Microbes may assist the safe storage of spent nuclear fuel deep underground for a hundred thousand years, according to Swedish scientists speaking today at the Society for General Microbiology's 157th Meeting at Keele University, UK

"There are two biospheres, two whole ecosystems of life, playing on our planet," says Professor Karsten Pedersen from the University of Göteborg in Sweden. "One is on the surface and just under the soil, driven by energy from the sun. The second biosphere is out of sight, deep below our feet. At this depth life is driven by energy from the interior of the Earth and it does not need solar energy. And we have only known it exists for 20 years."

This hidden world was discovered in the mid 1980s when scientists started to drill deep holes, up to a thousand metres deep, in both igneous (e.g. granite) and sedimentary (e.g. lime and sandstone) bedrocks and up came microbes in their millions, in numbers and different types equivalent to many surface ecosystems. The world of intraterrestrial microbes had been discovered. New species such as Methanobacterium subterraneum, Desulfovibrio aespoeensis and Methylomonas scandinavica were found and described.
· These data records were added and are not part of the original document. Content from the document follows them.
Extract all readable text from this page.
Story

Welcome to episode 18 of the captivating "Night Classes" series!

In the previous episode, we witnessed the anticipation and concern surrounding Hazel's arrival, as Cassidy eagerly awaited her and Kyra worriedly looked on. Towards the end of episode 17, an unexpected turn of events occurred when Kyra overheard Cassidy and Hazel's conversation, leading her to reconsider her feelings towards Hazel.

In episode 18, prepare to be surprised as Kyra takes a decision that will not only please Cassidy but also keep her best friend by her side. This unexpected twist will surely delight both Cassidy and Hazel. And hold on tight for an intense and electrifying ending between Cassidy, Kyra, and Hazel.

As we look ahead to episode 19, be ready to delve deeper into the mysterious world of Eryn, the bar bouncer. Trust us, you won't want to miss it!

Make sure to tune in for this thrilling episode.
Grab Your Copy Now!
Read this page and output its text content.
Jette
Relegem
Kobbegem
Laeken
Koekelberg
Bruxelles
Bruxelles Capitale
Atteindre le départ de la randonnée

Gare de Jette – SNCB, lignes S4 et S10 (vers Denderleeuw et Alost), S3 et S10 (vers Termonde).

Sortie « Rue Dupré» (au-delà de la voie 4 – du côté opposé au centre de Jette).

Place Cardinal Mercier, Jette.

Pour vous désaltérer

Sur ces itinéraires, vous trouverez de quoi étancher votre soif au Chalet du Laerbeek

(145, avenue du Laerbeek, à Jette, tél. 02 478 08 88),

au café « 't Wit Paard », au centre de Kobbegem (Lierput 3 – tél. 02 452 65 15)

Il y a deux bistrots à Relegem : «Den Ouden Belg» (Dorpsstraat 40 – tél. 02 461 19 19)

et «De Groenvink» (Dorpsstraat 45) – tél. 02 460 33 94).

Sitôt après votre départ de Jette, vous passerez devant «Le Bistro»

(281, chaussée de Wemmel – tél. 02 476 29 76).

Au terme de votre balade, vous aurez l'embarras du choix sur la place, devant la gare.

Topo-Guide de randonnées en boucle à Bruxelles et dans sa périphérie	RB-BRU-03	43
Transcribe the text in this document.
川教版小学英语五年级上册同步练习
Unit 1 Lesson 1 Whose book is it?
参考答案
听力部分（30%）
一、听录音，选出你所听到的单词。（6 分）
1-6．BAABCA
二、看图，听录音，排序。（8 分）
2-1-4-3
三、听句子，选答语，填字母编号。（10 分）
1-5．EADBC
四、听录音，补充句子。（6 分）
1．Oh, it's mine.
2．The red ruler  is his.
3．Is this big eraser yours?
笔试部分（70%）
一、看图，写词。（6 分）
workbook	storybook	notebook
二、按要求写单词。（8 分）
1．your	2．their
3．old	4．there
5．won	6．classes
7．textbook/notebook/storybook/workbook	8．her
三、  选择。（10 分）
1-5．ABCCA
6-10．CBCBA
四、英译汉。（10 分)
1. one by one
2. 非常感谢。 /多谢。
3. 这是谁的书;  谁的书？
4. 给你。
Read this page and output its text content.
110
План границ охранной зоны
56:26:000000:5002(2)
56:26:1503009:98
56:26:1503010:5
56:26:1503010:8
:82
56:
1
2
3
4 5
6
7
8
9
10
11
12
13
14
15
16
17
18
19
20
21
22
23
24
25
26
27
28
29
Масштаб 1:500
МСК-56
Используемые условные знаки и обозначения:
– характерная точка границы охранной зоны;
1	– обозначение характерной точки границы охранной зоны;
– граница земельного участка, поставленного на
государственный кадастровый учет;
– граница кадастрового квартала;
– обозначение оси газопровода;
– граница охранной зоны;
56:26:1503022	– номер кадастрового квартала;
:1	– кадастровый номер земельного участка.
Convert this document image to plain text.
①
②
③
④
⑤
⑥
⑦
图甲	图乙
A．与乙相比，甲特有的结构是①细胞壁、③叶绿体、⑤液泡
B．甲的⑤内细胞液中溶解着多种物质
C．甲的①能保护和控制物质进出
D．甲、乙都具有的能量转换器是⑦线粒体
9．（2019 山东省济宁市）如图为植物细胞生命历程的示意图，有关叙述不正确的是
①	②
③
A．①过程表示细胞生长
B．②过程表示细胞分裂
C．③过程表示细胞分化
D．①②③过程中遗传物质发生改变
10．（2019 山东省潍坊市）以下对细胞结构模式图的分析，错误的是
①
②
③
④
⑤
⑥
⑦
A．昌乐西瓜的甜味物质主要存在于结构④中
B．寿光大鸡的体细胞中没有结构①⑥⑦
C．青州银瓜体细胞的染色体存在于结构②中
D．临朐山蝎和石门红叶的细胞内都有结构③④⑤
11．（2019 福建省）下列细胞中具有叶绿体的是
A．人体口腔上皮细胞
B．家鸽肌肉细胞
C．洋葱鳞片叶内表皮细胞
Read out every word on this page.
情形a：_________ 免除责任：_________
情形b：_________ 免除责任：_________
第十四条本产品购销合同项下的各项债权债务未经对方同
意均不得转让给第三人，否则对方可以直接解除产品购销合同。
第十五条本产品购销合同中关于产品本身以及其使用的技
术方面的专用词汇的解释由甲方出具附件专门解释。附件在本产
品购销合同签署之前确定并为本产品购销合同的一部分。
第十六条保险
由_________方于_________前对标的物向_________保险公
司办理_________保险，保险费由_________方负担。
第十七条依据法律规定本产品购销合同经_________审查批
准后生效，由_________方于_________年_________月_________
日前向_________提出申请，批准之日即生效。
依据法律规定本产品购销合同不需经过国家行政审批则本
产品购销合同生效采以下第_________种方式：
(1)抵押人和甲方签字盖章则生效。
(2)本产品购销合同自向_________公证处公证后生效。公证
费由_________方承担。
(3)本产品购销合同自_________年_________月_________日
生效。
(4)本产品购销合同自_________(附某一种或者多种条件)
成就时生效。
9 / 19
Life on Earth, terrestrial life, was only thought to exist on the surface, in the top few metres of soil and subsoil, and in the shallower depths of the oceans, since everyone thought all life was driven by photosynthesis and the need to trap energy from the sun. The only other place scientists expected to find life was in extraterrestrial life - the search for ET and life on other planets, driven by similar suns to our own.

The discovery of a whole new ecosystem buried within our planet, intraterrestrial life, has changed everything scientists knew, and opened up totally new perspectives for theories about the origin of life and where to search for life in universe.

Professor Pedersen suggests, "An origin of life in water filled fractures underground is much more likely than an origin in the old-fashioned 'organic soup'. Modern versions of biological processes possibly common to the first life on earth are still running deep underground."

"We have only had a short time to start understanding this intraterrestrial world, and exploring some of the possibilities it offers. But we have already discovered microbes which get their energy from feeding off hydrogen and carbon dioxide, and many others which feed on the by-products from the hydrogen-eating microbes. This has changed our view about how underground rock environments help to isolate high level radioactive waste deep underground from the surface biosphere for hundreds of thousands of years," says Professor Pedersen.

http://www.sgm.ac.uk

About: Society for General Microbiology
The Society for General Microbiology is the largest microbiology society in Europe, and has over 5,500 members worldwide. The Society provides a common meeting ground for scientists working in research and in fields with applications in microbiology including medicine, veterinary medicine, pharmaceuticals, industry, agriculture, food, the environment and education.

The SGM represents the science and profession of microbiology to government, the media and the general public; supporting microbiology education at all levels; and encouraging careers in microbiology.